Biocontrol is a more cost-effective and sustainable intervention than pesticides. Over three years, it saved India’s papaya crop and thousands of farmers.


One morning in November 2010, Radha Doraisamy had a test tube in her hand and doubts on her mind. Three years earlier, she had given up on papaya farming after her grove of six acres was destroyed by a pest. The bug had overrun her farm in no time. In two months, the biennial crop of papaya fruits were shrouded in a white, fluffy cotton mass, making the harvest useless.

In her forties, Radha, whose two children work in Chennai, spends most of her day on the farm. In a region where absentee landlordism is much prevalent, Radha bucks the trend and lives in a two-storey house in the middle of her 20-acre farm.

Every day she wakes at five a.m. and does the rounds, often talking to the plants. She farms papaya, coconut, cassava and sugarcane, crops suited to the black cotton soil of the Deccan region.

Radha’s decision to stay put at her farm in a landlocked village—increasingly under threat by forces of urbanisation from Mettupalayam in the north and Coimbatore in the south—seemed to have paid off. Her crops sold well, till the papayas started turning white.

The destroyer of crops—a Mexican traveller that left a trail of destruction and economic gloom in its path—was a yellow insect smaller than the eye of a needle, called the papaya mealybug.
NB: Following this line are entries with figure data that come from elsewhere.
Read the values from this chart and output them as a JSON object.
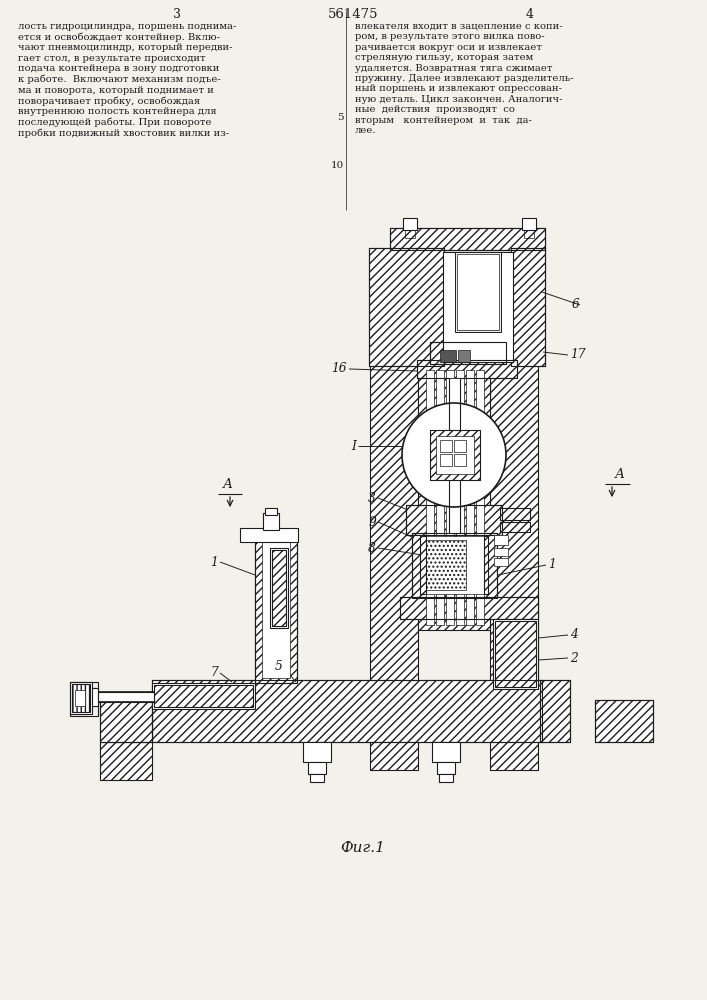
{
  "page_number_left": "3",
  "page_number_center": "561475",
  "page_number_right": "4",
  "text_left": "лость гидроцилиндра, поршень поднима-\nется и освобождает контейнер. Вклю-\nчают пневмоцилиндр, который передви-\nгает стол, в результате происходит\nподача контейнера в зону подготовки\nк работе.  Включают механизм подъе-\nма и поворота, который поднимает и\nповорачивает пробку, освобождая\nвнутреннюю полость контейнера для\nпоследующей работы. При повороте\nпробки подвижный хвостовик вилки из-",
  "text_right": "влекателя входит в зацепление с копи-\nром, в результате этого вилка пово-\nрачивается вокруг оси и извлекает\nстреляную гильзу, которая затем\nудаляется. Возвратная тяга сжимает\nпружину. Далее извлекают разделитель-\nный поршень и извлекают опрессован-\nную деталь. Цикл закончен. Аналогич-\nные  действия  производят  со\nвторым   контейнером  и  так  да-\nлее.",
  "caption": "Фиг.1",
  "bg": "#f2f1ec",
  "dc": "#1c1c1c",
  "lw": 0.8
}
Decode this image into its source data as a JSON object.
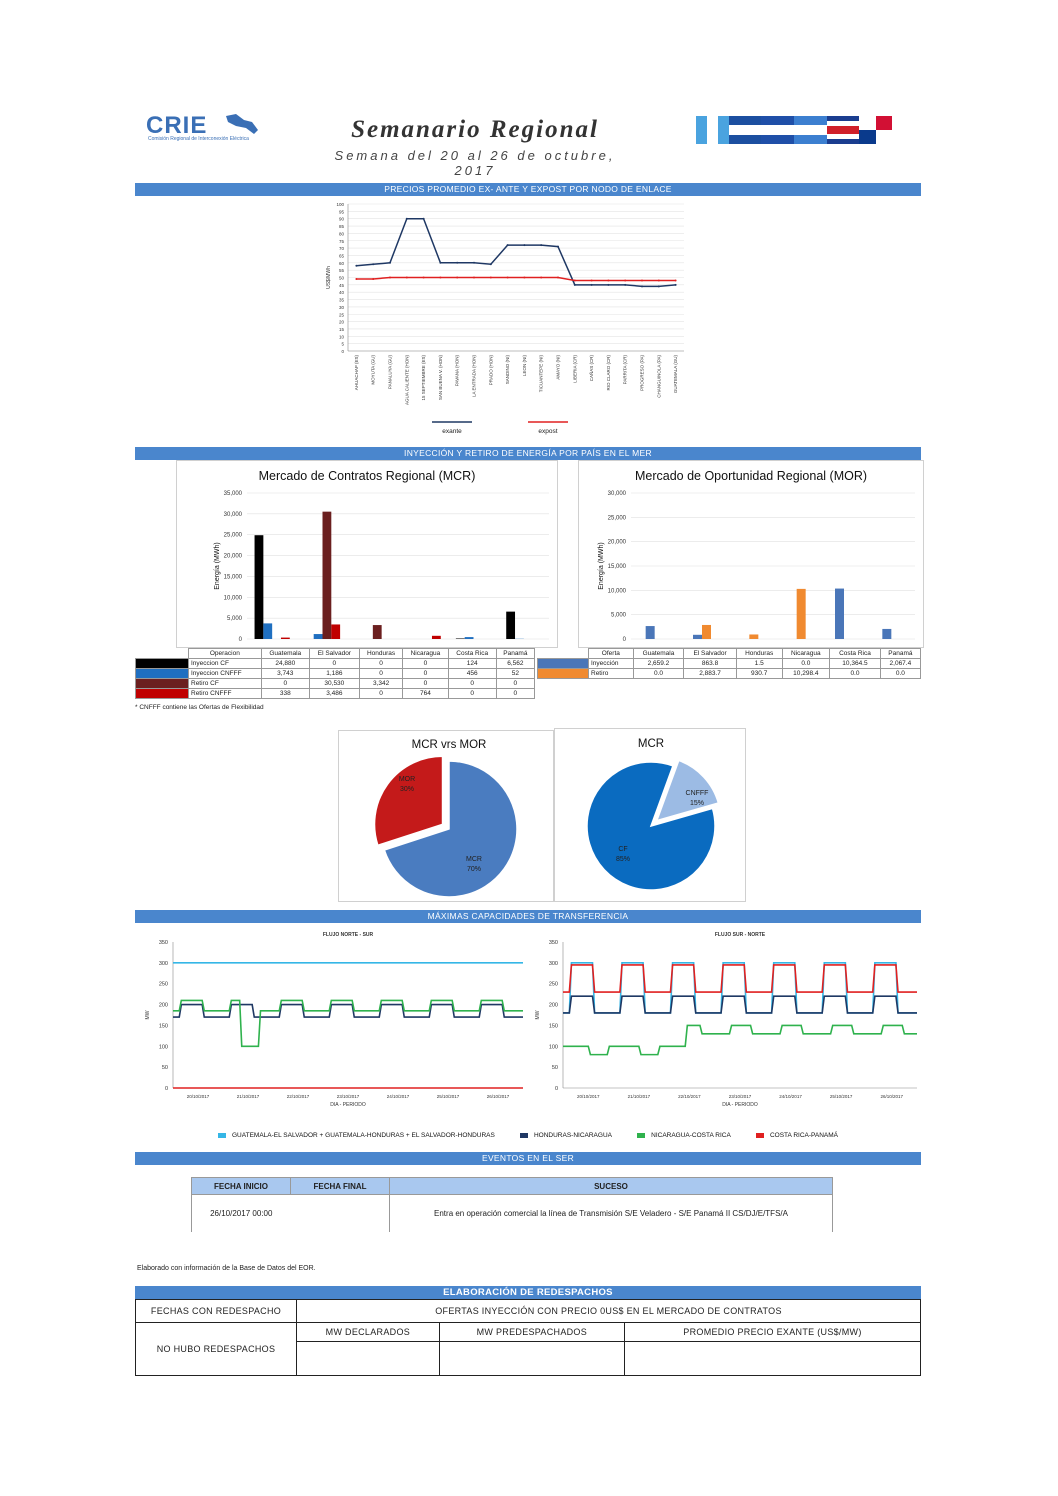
{
  "header": {
    "logo_text": "CRIE",
    "logo_sub": "Comisión Regional de Interconexión Eléctrica",
    "title": "Semanario Regional",
    "subtitle": "Semana del 20 al 26 de octubre, 2017"
  },
  "sections": {
    "prices": "PRECIOS PROMEDIO EX- ANTE Y EXPOST POR NODO DE ENLACE",
    "injection": "INYECCIÓN Y RETIRO DE ENERGÍA POR PAÍS EN EL MER",
    "transfer": "MÁXIMAS CAPACIDADES DE TRANSFERENCIA",
    "events": "EVENTOS EN EL SER"
  },
  "chart_data": [
    {
      "type": "line",
      "ylabel": "US$/MWh",
      "ylim": [
        0,
        100
      ],
      "yticks": [
        0,
        5,
        10,
        15,
        20,
        25,
        30,
        35,
        40,
        45,
        50,
        55,
        60,
        65,
        70,
        75,
        80,
        85,
        90,
        95,
        100
      ],
      "categories": [
        "AHUACHAP (ES)",
        "MOYUTA (GU)",
        "PANALUYA (GU)",
        "AGUA CALIENTE (HON)",
        "15 SEPTIEMBRE (ES)",
        "SAN BUENA V. (HON)",
        "PAVANA (HON)",
        "LA ENTRADA (HON)",
        "PRADO (HON)",
        "SANDINO (NI)",
        "LEON (NI)",
        "TICUANTEPE (NI)",
        "AMAYO (NI)",
        "LIBERIA (CR)",
        "CAÑAS (CR)",
        "RIO CLARO (CR)",
        "PARRITA (CR)",
        "PROGRESO (PA)",
        "CHANGUINOLA (PA)",
        "GUATEMALA (GU)"
      ],
      "series": [
        {
          "name": "exante",
          "color": "#1f3864",
          "values": [
            58,
            59,
            60,
            90,
            90,
            60,
            60,
            60,
            59,
            72,
            72,
            72,
            71,
            45,
            45,
            45,
            45,
            44,
            44,
            45
          ]
        },
        {
          "name": "expost",
          "color": "#e02020",
          "values": [
            49,
            49,
            50,
            50,
            50,
            50,
            50,
            50,
            50,
            50,
            50,
            50,
            50,
            48,
            48,
            48,
            48,
            48,
            48,
            48
          ]
        }
      ]
    },
    {
      "type": "bar",
      "title": "Mercado de Contratos Regional (MCR)",
      "ylabel": "Energía (MWh)",
      "ylim": [
        0,
        35000
      ],
      "yticks": [
        "0",
        "5,000",
        "10,000",
        "15,000",
        "20,000",
        "25,000",
        "30,000",
        "35,000"
      ],
      "categories": [
        "Guatemala",
        "El Salvador",
        "Honduras",
        "Nicaragua",
        "Costa Rica",
        "Panamá"
      ],
      "series": [
        {
          "name": "Inyeccion CF",
          "color": "#000000",
          "values": [
            24880,
            0,
            0,
            0,
            124,
            6562
          ],
          "labels": [
            "24,880",
            "0",
            "0",
            "0",
            "124",
            "6,562"
          ]
        },
        {
          "name": "Inyeccion CNFFF",
          "color": "#1f6fc0",
          "values": [
            3743,
            1186,
            0,
            0,
            456,
            52
          ],
          "labels": [
            "3,743",
            "1,186",
            "0",
            "0",
            "456",
            "52"
          ]
        },
        {
          "name": "Retiro CF",
          "color": "#6b1f1f",
          "values": [
            0,
            30530,
            3342,
            0,
            0,
            0
          ],
          "labels": [
            "0",
            "30,530",
            "3,342",
            "0",
            "0",
            "0"
          ]
        },
        {
          "name": "Retiro CNFFF",
          "color": "#c00000",
          "values": [
            338,
            3486,
            0,
            764,
            0,
            0
          ],
          "labels": [
            "338",
            "3,486",
            "0",
            "764",
            "0",
            "0"
          ]
        }
      ],
      "table_header": "Operacion",
      "footnote": "* CNFFF contiene las Ofertas de Flexibilidad"
    },
    {
      "type": "bar",
      "title": "Mercado de Oportunidad Regional (MOR)",
      "ylabel": "Energía (MWh)",
      "ylim": [
        0,
        30000
      ],
      "yticks": [
        "0",
        "5,000",
        "10,000",
        "15,000",
        "20,000",
        "25,000",
        "30,000"
      ],
      "categories": [
        "Guatemala",
        "El Salvador",
        "Honduras",
        "Nicaragua",
        "Costa Rica",
        "Panamá"
      ],
      "series": [
        {
          "name": "Inyección",
          "color": "#4a76b8",
          "values": [
            2659.2,
            863.8,
            1.5,
            0.0,
            10364.5,
            2067.4
          ],
          "labels": [
            "2,659.2",
            "863.8",
            "1.5",
            "0.0",
            "10,364.5",
            "2,067.4"
          ]
        },
        {
          "name": "Retiro",
          "color": "#f08a30",
          "values": [
            0.0,
            2883.7,
            930.7,
            10298.4,
            0.0,
            0.0
          ],
          "labels": [
            "0.0",
            "2,883.7",
            "930.7",
            "10,298.4",
            "0.0",
            "0.0"
          ]
        }
      ],
      "table_header": "Oferta"
    },
    {
      "type": "pie",
      "title": "MCR vrs MOR",
      "slices": [
        {
          "label": "MOR",
          "pct_label": "30%",
          "value": 30,
          "color": "#c41a1a"
        },
        {
          "label": "MCR",
          "pct_label": "70%",
          "value": 70,
          "color": "#4a7cc0"
        }
      ]
    },
    {
      "type": "pie",
      "title": "MCR",
      "slices": [
        {
          "label": "CNFFF",
          "pct_label": "15%",
          "value": 15,
          "color": "#9cbbe4"
        },
        {
          "label": "CF",
          "pct_label": "85%",
          "value": 85,
          "color": "#0a6bc0"
        }
      ]
    },
    {
      "type": "line",
      "title": "FLUJO NORTE - SUR",
      "xlabel": "DIA - PERIODO",
      "ylabel": "MW",
      "ylim": [
        0,
        350
      ],
      "yticks": [
        0,
        50,
        100,
        150,
        200,
        250,
        300,
        350
      ],
      "xticks": [
        "20/10/2017",
        "21/10/2017",
        "22/10/2017",
        "23/10/2017",
        "24/10/2017",
        "25/10/2017",
        "26/10/2017"
      ],
      "series": [
        {
          "name": "GUATEMALA-EL SALVADOR + GUATEMALA-HONDURAS + EL SALVADOR-HONDURAS",
          "color": "#35b6e6",
          "pattern": "const",
          "base": 300
        },
        {
          "name": "HONDURAS-NICARAGUA",
          "color": "#1f3864",
          "pattern": "cycle",
          "base": 200,
          "low": 170
        },
        {
          "name": "NICARAGUA-COSTA RICA",
          "color": "#2fb24d",
          "pattern": "cycle",
          "base": 210,
          "low": 185,
          "dip": 100
        },
        {
          "name": "COSTA RICA-PANAMÁ",
          "color": "#e02020",
          "pattern": "const",
          "base": 0
        }
      ]
    },
    {
      "type": "line",
      "title": "FLUJO SUR - NORTE",
      "xlabel": "DIA - PERIODO",
      "ylabel": "MW",
      "ylim": [
        0,
        350
      ],
      "yticks": [
        0,
        50,
        100,
        150,
        200,
        250,
        300,
        350
      ],
      "xticks": [
        "20/10/2017",
        "21/10/2017",
        "22/10/2017",
        "23/10/2017",
        "24/10/2017",
        "25/10/2017",
        "26/10/2017"
      ],
      "series": [
        {
          "name": "GUATEMALA-EL SALVADOR + GUATEMALA-HONDURAS + EL SALVADOR-HONDURAS",
          "color": "#35b6e6",
          "pattern": "cycle",
          "base": 300,
          "low": 180
        },
        {
          "name": "HONDURAS-NICARAGUA",
          "color": "#1f3864",
          "pattern": "cycle",
          "base": 220,
          "low": 180
        },
        {
          "name": "NICARAGUA-COSTA RICA",
          "color": "#2fb24d",
          "pattern": "ramp",
          "base": 100,
          "low": 80
        },
        {
          "name": "COSTA RICA-PANAMÁ",
          "color": "#e02020",
          "pattern": "cycle",
          "base": 295,
          "low": 230
        }
      ]
    }
  ],
  "flow_legend": [
    {
      "label": "GUATEMALA-EL SALVADOR + GUATEMALA-HONDURAS + EL SALVADOR-HONDURAS",
      "color": "#35b6e6"
    },
    {
      "label": "HONDURAS-NICARAGUA",
      "color": "#1f3864"
    },
    {
      "label": "NICARAGUA-COSTA RICA",
      "color": "#2fb24d"
    },
    {
      "label": "COSTA RICA-PANAMÁ",
      "color": "#e02020"
    }
  ],
  "events": {
    "col_start": "FECHA INICIO",
    "col_end": "FECHA FINAL",
    "col_event": "SUCESO",
    "row_start": "26/10/2017 00:00",
    "row_event": "Entra en operación comercial la línea de Transmisión S/E Veladero - S/E Panamá II CS/DJ/E/TFS/A"
  },
  "source_note": "Elaborado con información de la Base de Datos del EOR.",
  "redispatch": {
    "title": "ELABORACIÓN DE REDESPACHOS",
    "col_dates": "FECHAS CON REDESPACHO",
    "col_offers": "OFERTAS INYECCIÓN CON PRECIO 0US$ EN EL MERCADO DE CONTRATOS",
    "sub1": "MW DECLARADOS",
    "sub2": "MW PREDESPACHADOS",
    "sub3": "PROMEDIO PRECIO EXANTE (US$/MW)",
    "none": "NO HUBO REDESPACHOS"
  },
  "colors": {
    "section_bar": "#4a86cd",
    "table_header_bg": "#a9c8ef"
  }
}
Or Paracoccus marginatus, as the scientists identified it.

Within a year, the mealybug had spread all across south India, and papaya production had fallen by as much as 80 per cent. Indian farmers were losing an estimated Rs.1,500 crore annually as the bug continued its flight of conquest. Radha suffered a loss of Rs.30 lakh that year: she had spent Rs.5 lakh on planting papaya, and Rs.25 lakh as loss of income on account of the damaged fruit.

It was eight months before Radha could make a fresh start. This time, she was told, there was a solution at hand. A way had been found to get rid of the pest that had destroyed papaya crops in four states and was spreading northward.

The solution seemed absurdly simple. All Radha had to do was to take a test tube provided by the government, unseal it, and amble down the papaya grove, tilting it towards the black soil. The test tube contained close to a hundred wasps—so small that they were barely discernible—that act as a parasite on the pest. The wasps would lay eggs inside the pest and, once hatched, the larvae would consume the internal organs of the host and kill it.

Like Radha, more than 20,000 farmers across Tamil Nadu were provided with these tubes and asked to unseal them and walk around their farms.

Radha’s discomfort was understandable. The test tube and the power accorded to it were in stark contrast to traditional pest management techniques she was familiar with. Typically, once a pest attack occurs, the farmer buys a bottle of pesticide from the local agricultural store, dilutes it with water, loads it in a mechanical sprayer, and sprinkles the pesticide through a nozzle on to each and every plant in the field. Each spraying would cost close to Rs.9,000 per acre. And this had to be repeated a few times until the harvest.

In contrast, the proposed solution was a one-time intervention. In fact, after the introduction of wasps, the mealybug incidence was controlled not only in fields where they were released, but also in neighbouring grounds. This is because subsequent generations of the wasp moved out in search of the mealybug.

Radha’s unsealed and tilted test tube contained the hope that farmers who had lost much to the bug sorely needed.